Ham Snadwich (#11,842)

@Tim Murtaugh@twitter – for Balk it's waking up and realizing the only clean pants you have are shorts.

Rosebud (#4,107)

@Tim Murtaugh@twitter I'm sure he doesn't own shorts.

shostakobitch (#1,692)

@Tim Murtaugh@twitter No it is when a father outlives his son. Liebot was just sticking to the script.

Drew Robertson (#3,552)

Collect these little depressives in one those Hallmark desk calendars that go on sale at Borders in mid-January but are ignored until they are blown out at Odd Job in April.

RonMwangaguhung (#3,697)

I believe an instance like this calls for a rousing collective rendition of "Gypsies, Tramps and Thieves." All together now …

Rod T (#33)

@RonMwangaguhung I think you mean this:

RonMwangaguhung (#3,697)

@Rod T thank you

Yamara (#9,395)

I can travel time, so things are pretty swell for me!

I would gladly return that extra hour in exchange for a later sunset.

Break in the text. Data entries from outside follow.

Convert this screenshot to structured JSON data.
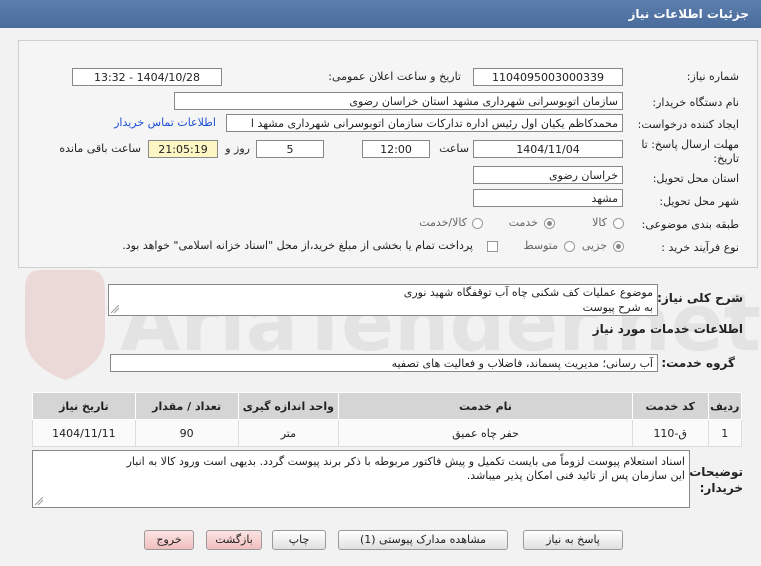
{
  "header": {
    "title": "جزئیات اطلاعات نیاز"
  },
  "form": {
    "need_number_label": "شماره نیاز:",
    "need_number": "1104095003000339",
    "announce_label": "تاریخ و ساعت اعلان عمومی:",
    "announce_value": "1404/10/28 - 13:32",
    "buyer_label": "نام دستگاه خریدار:",
    "buyer_value": "سازمان اتوبوسرانی شهرداری مشهد استان خراسان رضوی",
    "creator_label": "ایجاد کننده درخواست:",
    "creator_value": "محمدکاظم یکیان اول رئیس اداره تدارکات سازمان اتوبوسرانی شهرداری مشهد ا",
    "contact_link": "اطلاعات تماس خریدار",
    "deadline_label_1": "مهلت ارسال پاسخ: تا",
    "deadline_label_2": "تاریخ:",
    "deadline_date": "1404/11/04",
    "time_label": "ساعت",
    "deadline_time": "12:00",
    "days_value": "5",
    "days_label": "روز و",
    "remaining_time": "21:05:19",
    "remaining_label": "ساعت باقی مانده",
    "province_label": "استان محل تحویل:",
    "province_value": "خراسان رضوی",
    "city_label": "شهر محل تحویل:",
    "city_value": "مشهد",
    "category_label": "طبقه بندی موضوعی:",
    "category_options": [
      "کالا",
      "خدمت",
      "کالا/خدمت"
    ],
    "category_selected": "خدمت",
    "purchase_label": "نوع فرآیند خرید :",
    "purchase_options": [
      "جزیی",
      "متوسط"
    ],
    "purchase_selected": "جزیی",
    "treasury_note": "پرداخت تمام یا بخشی از مبلغ خرید،از محل \"اسناد خزانه اسلامی\" خواهد بود."
  },
  "summary": {
    "label": "شرح کلی نیاز:",
    "line1": "موضوع عملیات کف شکنی چاه آب توقفگاه شهید نوری",
    "line2": "به شرح پیوست"
  },
  "services": {
    "section_title": "اطلاعات خدمات مورد نیاز",
    "group_label": "گروه خدمت:",
    "group_value": "آب رسانی؛ مدیریت پسماند، فاضلاب و فعالیت های تصفیه",
    "columns": [
      "ردیف",
      "کد خدمت",
      "نام خدمت",
      "واحد اندازه گیری",
      "تعداد / مقدار",
      "تاریخ نیاز"
    ],
    "rows": [
      {
        "row": "1",
        "code": "ق-110",
        "name": "حفر چاه عمیق",
        "unit": "متر",
        "qty": "90",
        "date": "1404/11/11"
      }
    ]
  },
  "buyer_notes": {
    "label_1": "توضیحات",
    "label_2": "خریدار:",
    "line1": "اسناد استعلام پیوست لزوماً می بایست تکمیل و پیش فاکتور مربوطه با ذکر برند پیوست گردد. بدیهی است ورود کالا به انبار",
    "line2": "این سازمان پس از تائید فنی امکان پذیر میباشد."
  },
  "buttons": {
    "reply": "پاسخ به نیاز",
    "attachments": "مشاهده مدارک پیوستی (1)",
    "print": "چاپ",
    "back": "بازگشت",
    "exit": "خروج"
  },
  "watermark": {
    "text": "AriaTender.net"
  },
  "colors": {
    "header": "#4f72a3",
    "link": "#1a4fd6",
    "highlight": "#fdf5c4",
    "table_head": "#d5d5d5"
  }
}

Brace for the season of relentlessly dark.

dado (#102)

Dying isn't the decent thing to do if you do it on an airplane.

Jasons_Johnson (#3,341)

And after I'm done feeling shitty (about being a bad person) and good (about recognizing this and trying to be a better person), why does that mix of emotions always turn the color of horny?

Oh Balk, just think of life as one bourbon soaked adventure!

Smitros (#5,315)

This meditation was extensively researched. In my head.

laurel (#4,035)

Ticking clocks, ominous birds, the onset of darkness, lost loves, nocturnal wakefulness, guilt, regretful memories. Please don't drink yourself to death. Or move to Baltimore.

copyranter (#440)

You are a dick, Balk.

Schnormal (#1,864)

Balk I taped a copy of this post behind my refrigerator, so I can read it whenever I want.

I've seen sadder.

Trilby (#3,897)

This is not The Saddest Song in the World, no.
Couldn't remember The Saddest Song in the World, no, no.
This is a tribute, oh, to The Saddest Song in the World,
All right! It was The Saddest Song in the World,
All right! It was the best muthafuckin' song the saddest song in the world.